Molecular imaging visualizes biological processes at the cellular and molecular level. It uses targeted radiotracers and probes to reveal disease biology. These techniques complement anatomic imaging for precision medicine.

Tracer Development

Tracer selection depends on the molecular target and clinical question. New tracers enable imaging of receptors metabolism and cellular pathways. Regulatory and production considerations affect clinical availability.

Clinical Applications

Molecular imaging aids in oncology neurology and cardiology applications. It can detect early disease and monitor targeted therapies.
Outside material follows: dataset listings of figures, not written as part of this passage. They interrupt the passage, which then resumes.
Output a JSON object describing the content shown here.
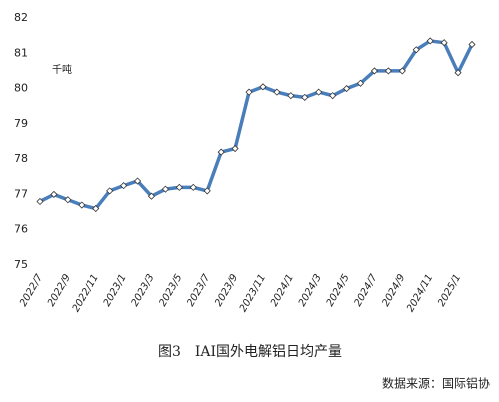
{
  "chart_data": {
    "type": "line",
    "annotation": "千吨",
    "caption": "图3　IAI国外电解铝日均产量",
    "source": "数据来源：国际铝协",
    "categories": [
      "2022/7",
      null,
      "2022/9",
      null,
      "2022/11",
      null,
      "2023/1",
      null,
      "2023/3",
      null,
      "2023/5",
      null,
      "2023/7",
      null,
      "2023/9",
      null,
      "2023/11",
      null,
      "2024/1",
      null,
      "2024/3",
      null,
      "2024/5",
      null,
      "2024/7",
      null,
      "2024/9",
      null,
      "2024/11",
      null,
      "2025/1",
      null
    ],
    "values": [
      76.8,
      77.0,
      76.85,
      76.7,
      76.6,
      77.1,
      77.25,
      77.38,
      76.95,
      77.15,
      77.2,
      77.2,
      77.1,
      78.2,
      78.3,
      79.9,
      80.05,
      79.9,
      79.8,
      79.75,
      79.9,
      79.8,
      80.0,
      80.15,
      80.5,
      80.5,
      80.5,
      81.1,
      81.35,
      81.3,
      80.45,
      81.25
    ],
    "color": "#4a7ebb",
    "ylim": [
      75,
      82
    ],
    "yticks": [
      75,
      76,
      77,
      78,
      79,
      80,
      81,
      82
    ],
    "grid": false
  }
}
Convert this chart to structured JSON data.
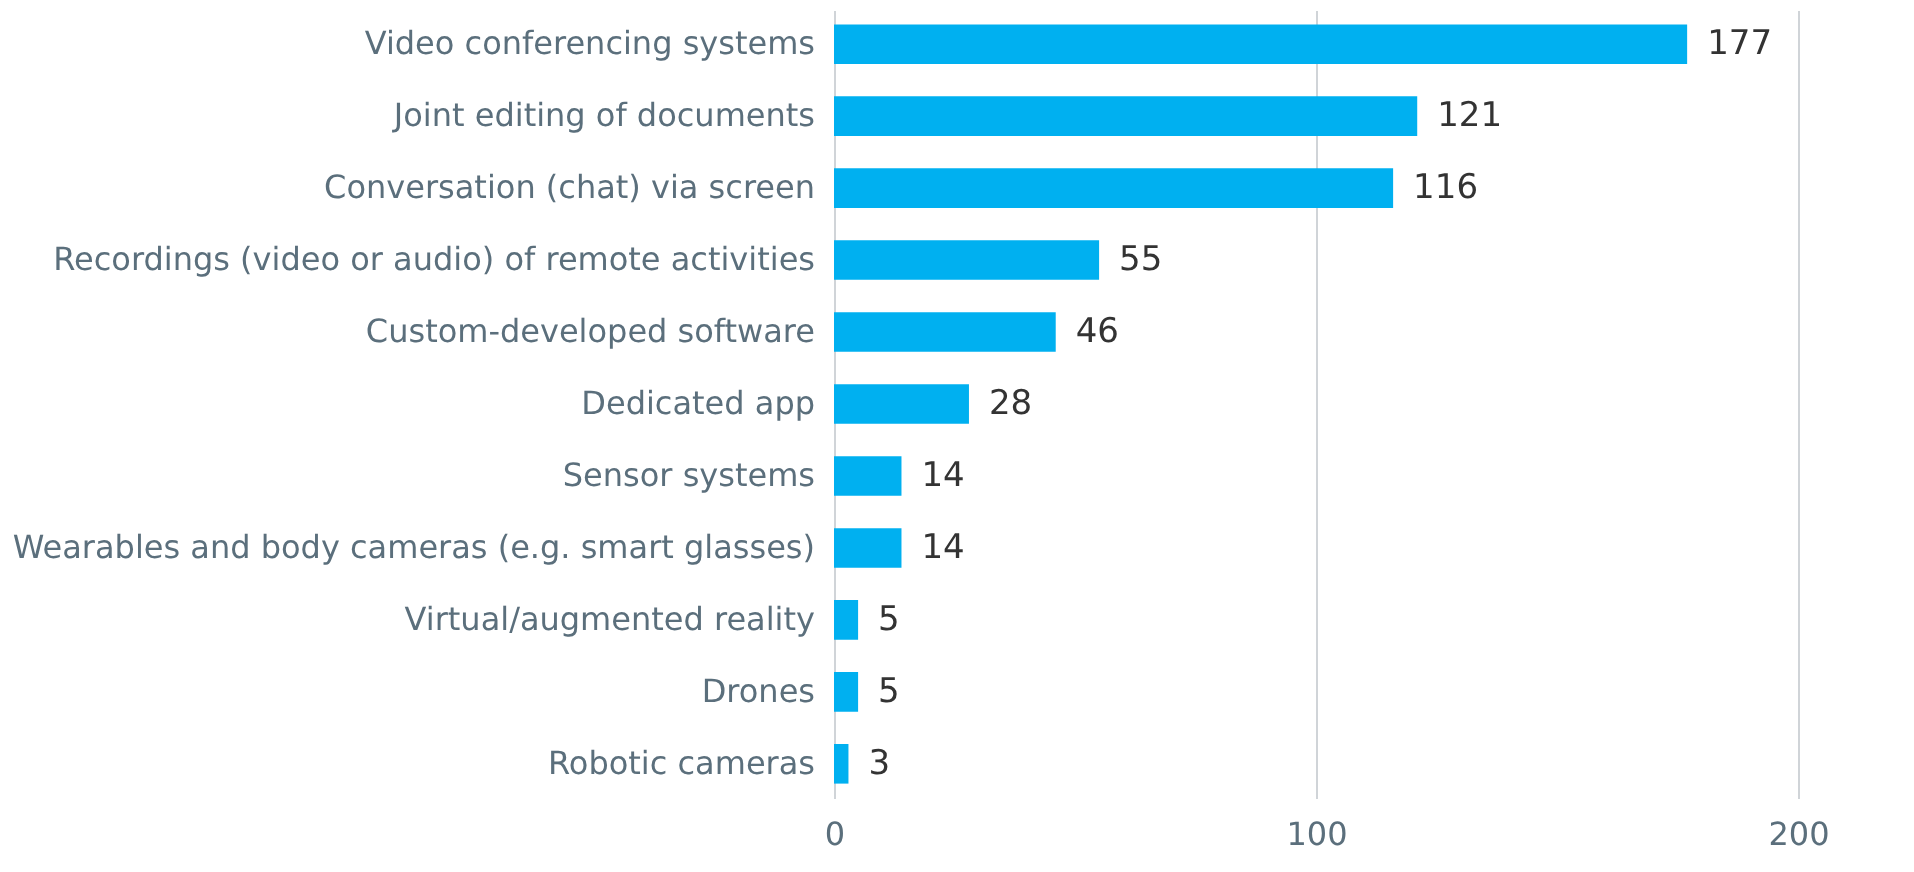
{
  "chart_data": {
    "type": "bar",
    "orientation": "horizontal",
    "categories": [
      "Video conferencing systems",
      "Joint editing of documents",
      "Conversation (chat) via screen",
      "Recordings (video or audio) of remote activities",
      "Custom-developed software",
      "Dedicated app",
      "Sensor systems",
      "Wearables and body cameras (e.g. smart glasses)",
      "Virtual/augmented reality",
      "Drones",
      "Robotic cameras"
    ],
    "values": [
      177,
      121,
      116,
      55,
      46,
      28,
      14,
      14,
      5,
      5,
      3
    ],
    "color": "#00b0f0",
    "xlim": [
      0,
      200
    ],
    "xticks": [
      0,
      100,
      200
    ],
    "grid": "x",
    "data_labels": true
  }
}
Integration with PET CT and PET MRI enhances localization.

Future Directions

Advances include novel tracers and hybrid imaging platforms. Quantitative molecular imaging supports personalized treatment strategies. Research continues to expand clinical indications and accessibility.

AI for Multimodal Fusion

Overview

Multimodal fusion integrates imaging with clinical labs and genomics for richer models. It enhances prediction of outcomes and personalized treatment planning. Fusion requires harmonized data and robust modeling techniques.

Techniques

Late fusion early fusion and joint representation learning are common approaches. Attention mechanisms and graph models capture complex relationships. Data preprocessing and alignment are critical for success.

Clinical Applications

Multimodal models predict treatment response survival and molecular subtypes. They support precision oncology and complex diagnostic tasks. Prospective validation demonstrates clinical utility.

Data Governance

Secure linkage of multimodal data respects privacy and consent. Standardized ontologies and metadata improve interoperability. Transparent reporting supports reproducibility and trust.